Landau and Lifshitz are also great, but too much wave-mechanics oriented for my taste. The traditional way of teaching quantum mechanics in terms of wave mechanics seems to leave the impression in students that quantum mechanics is mostly about energy-eigenvalue problems (time-independent Schrödinger equations), and the dynamical aspects are not fully understood.
I like Ballentine for exactly the reason, for which atyy dislikes it.
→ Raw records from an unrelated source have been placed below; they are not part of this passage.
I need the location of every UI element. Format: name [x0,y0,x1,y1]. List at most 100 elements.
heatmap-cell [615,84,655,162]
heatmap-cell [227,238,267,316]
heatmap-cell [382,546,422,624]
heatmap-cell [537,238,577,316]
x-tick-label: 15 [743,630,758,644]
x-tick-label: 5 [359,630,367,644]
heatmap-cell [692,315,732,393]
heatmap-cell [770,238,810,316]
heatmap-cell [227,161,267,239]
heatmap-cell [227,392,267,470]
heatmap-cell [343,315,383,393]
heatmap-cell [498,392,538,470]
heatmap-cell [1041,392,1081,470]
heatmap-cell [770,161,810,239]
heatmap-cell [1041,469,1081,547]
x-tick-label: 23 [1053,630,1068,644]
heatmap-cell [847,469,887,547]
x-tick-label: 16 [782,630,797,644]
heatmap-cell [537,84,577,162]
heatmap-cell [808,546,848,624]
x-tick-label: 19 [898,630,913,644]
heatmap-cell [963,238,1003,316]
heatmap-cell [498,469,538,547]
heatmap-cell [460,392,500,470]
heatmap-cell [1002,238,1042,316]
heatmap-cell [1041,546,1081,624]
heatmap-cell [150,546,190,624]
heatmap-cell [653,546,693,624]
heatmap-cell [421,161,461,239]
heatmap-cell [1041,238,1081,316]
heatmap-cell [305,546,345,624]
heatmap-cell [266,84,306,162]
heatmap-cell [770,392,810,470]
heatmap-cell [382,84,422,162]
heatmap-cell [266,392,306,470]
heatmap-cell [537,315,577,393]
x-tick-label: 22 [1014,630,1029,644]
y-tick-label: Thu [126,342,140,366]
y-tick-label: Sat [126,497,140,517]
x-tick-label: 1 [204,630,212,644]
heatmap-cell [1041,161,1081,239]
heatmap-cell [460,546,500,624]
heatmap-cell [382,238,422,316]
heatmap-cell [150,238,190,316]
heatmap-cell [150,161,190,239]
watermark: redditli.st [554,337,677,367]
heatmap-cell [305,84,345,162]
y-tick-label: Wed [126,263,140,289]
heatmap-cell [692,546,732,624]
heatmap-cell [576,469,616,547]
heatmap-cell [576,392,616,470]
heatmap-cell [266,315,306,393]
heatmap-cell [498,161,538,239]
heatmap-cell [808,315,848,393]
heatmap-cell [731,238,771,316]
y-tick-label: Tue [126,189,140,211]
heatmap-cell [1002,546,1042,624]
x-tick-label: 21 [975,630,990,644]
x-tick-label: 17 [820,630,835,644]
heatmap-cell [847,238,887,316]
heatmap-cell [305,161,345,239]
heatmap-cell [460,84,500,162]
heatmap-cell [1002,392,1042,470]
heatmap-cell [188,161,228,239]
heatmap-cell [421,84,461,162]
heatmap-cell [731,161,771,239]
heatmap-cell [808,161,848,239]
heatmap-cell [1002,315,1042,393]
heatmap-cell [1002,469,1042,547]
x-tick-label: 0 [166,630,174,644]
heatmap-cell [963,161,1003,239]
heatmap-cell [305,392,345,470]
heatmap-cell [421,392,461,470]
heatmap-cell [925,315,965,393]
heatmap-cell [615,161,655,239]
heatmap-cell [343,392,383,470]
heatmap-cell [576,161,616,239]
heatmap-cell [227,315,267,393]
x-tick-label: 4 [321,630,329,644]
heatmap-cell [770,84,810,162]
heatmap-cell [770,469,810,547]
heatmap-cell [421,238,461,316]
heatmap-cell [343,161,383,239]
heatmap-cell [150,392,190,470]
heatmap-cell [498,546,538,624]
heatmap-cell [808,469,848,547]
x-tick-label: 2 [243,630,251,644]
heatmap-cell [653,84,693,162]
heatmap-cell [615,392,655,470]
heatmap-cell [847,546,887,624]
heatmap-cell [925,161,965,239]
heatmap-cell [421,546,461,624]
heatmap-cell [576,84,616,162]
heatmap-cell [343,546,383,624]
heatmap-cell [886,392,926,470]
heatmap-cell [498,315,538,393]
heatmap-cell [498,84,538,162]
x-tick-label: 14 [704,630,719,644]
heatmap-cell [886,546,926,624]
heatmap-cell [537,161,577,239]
This only shows once more that the question of interpretation is not an objective part of the theory but very much due to the taste of each individual physicist, and you even can't decide, who's "right" or "wrong" on it, because everybody agrees on the predictions about observable phenomena, which is the only thing that really counts in physics, but I prefer the most simple interpretation (ensemble/minimal statistical) compared to interpretations that have additional elements, which are not really necessary but lead to large intrinsic (consistency) problems (like most flavors of Copenhagen with a collapse, with the exception of Bohr and his followers, who have an epistemic view on the quantum state) or add unobservable esoterics like Bohmian trajectories or Everet's parallel universes.
This shows that there are many philosophical problems, which I personally find very interesting, and I like to discuss them (not the leas in this forum :-)), but which on the other hand are (fortunately) not of much relevance for physics (let alone applied physics). E.g., it didn't matter much, which personal interpretation Shockley, Bardeen, and Brattain used when inventing the transistor ;-)).